No, there is logical reason behind it. Why a small-time Mumbai gangster would stick with the name 'Jayanta' (bhai) while aspiring to become the right hand man of his mentor-bhai and own a beer bar while trying to intimidate rival gangs- is beyond civilian understanding. I strongly suspect that the title of the film was conceived before the story itself, even leading audiences (like me) to believe that we could be witness to Mumbai's first very own bumbling Gujarati middle-aged gangster. It should have read Jayanta BHAI, not Jayantabhai. But of course, as Oberoi knows all too well, there is only one BHAI. Copyright issues, maybe.
Instead, it is his love interest, the girl next door, the disturbingly pretty Neha Sharma who plays a Desai here. It is unspecified whether she is a Gujarati or Marathi Desai. Her strong ambition (IT sector, mind you) could mean that she is playing a modern good-life-loving Maharasthrian girl, while her craving for bhurji-paav in Bandra demonstrates a starry-eyed migrant Gujaratiness about her. But then, her South-Indian-looking father living in a small town next to Mumbai could mean... I digress.

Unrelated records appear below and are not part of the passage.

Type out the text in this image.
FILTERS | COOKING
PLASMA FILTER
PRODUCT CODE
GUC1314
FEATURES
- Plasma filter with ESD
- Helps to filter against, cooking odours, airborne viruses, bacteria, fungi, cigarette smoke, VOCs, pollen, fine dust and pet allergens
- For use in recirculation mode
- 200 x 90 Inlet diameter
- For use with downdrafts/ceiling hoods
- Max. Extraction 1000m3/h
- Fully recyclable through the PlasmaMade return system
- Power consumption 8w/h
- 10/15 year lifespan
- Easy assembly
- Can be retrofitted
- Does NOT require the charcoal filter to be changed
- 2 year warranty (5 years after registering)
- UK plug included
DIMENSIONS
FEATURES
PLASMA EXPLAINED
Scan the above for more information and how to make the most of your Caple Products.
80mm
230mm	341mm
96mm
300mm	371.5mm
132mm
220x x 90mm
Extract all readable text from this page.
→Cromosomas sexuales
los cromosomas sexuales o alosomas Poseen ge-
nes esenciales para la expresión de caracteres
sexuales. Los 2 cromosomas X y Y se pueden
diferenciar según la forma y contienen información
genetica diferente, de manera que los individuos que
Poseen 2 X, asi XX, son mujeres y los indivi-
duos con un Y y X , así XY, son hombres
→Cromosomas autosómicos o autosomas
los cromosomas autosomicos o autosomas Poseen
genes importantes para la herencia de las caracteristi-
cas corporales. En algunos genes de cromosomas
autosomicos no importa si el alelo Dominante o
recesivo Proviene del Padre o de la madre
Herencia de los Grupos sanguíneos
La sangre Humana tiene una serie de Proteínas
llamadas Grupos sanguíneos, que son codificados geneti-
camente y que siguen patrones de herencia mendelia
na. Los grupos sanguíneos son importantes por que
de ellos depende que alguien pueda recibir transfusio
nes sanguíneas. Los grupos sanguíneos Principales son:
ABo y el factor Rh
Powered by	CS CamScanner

But there is really not much else to analyze. If you cross Hrithik Roshan's hyperactive Prem from the yesteryear Barjatya masterpiece Main Prem Ki Deewani Hoon and Oberoi's very own Maya Dola chap from Shootout in Lokhandwala - you get Jayantabhai: the overacting, tagline-spewing rasta-chaap with a flat in Bandra and a heart of brass. Vivek may have overcooked things a bit, but the love-making scene followed by a passionate song (Atif Aslam, who else) from the dunes of an exotic land to the highways of an even more exotic land with Sharma straightened him out. After all, she is only his utterly gorgeous single neighbor who drank all night with him. He needs the luck, after some brutally tough (KLPD, Prince) years behind him. The parallel track about his anger-issues and showdowns with dreaded Bollywood-loving gangster Alex is a complete shot in the dark and the only way it redeems itself is by being placed in a film with an unmixed voiceover track.
Vivek, to his credit, does display some serious chops when he is required to look betrayed and pained by his mentor's high-handedness. Distressed, hurt, angry, confused, humiliated - emotions that seem to be his 'right hand's play' after his showdown with a REAL BOLLYWOOD BHAI years ago.
Eventually, it is Neha who comes away looking like the perfect Bollywood Superstar - confident, decent dancer, beautiful, modelistic, expressive with her lips and yet to learn how to act... or modulate her voice. Katrina Kaif has some serious competition. On a serious note, with some honest hardcore workshops, she could really reach a stage where she doesn't have to choose tacky pseudo-Mumbai vehicles like this in order to display her talents.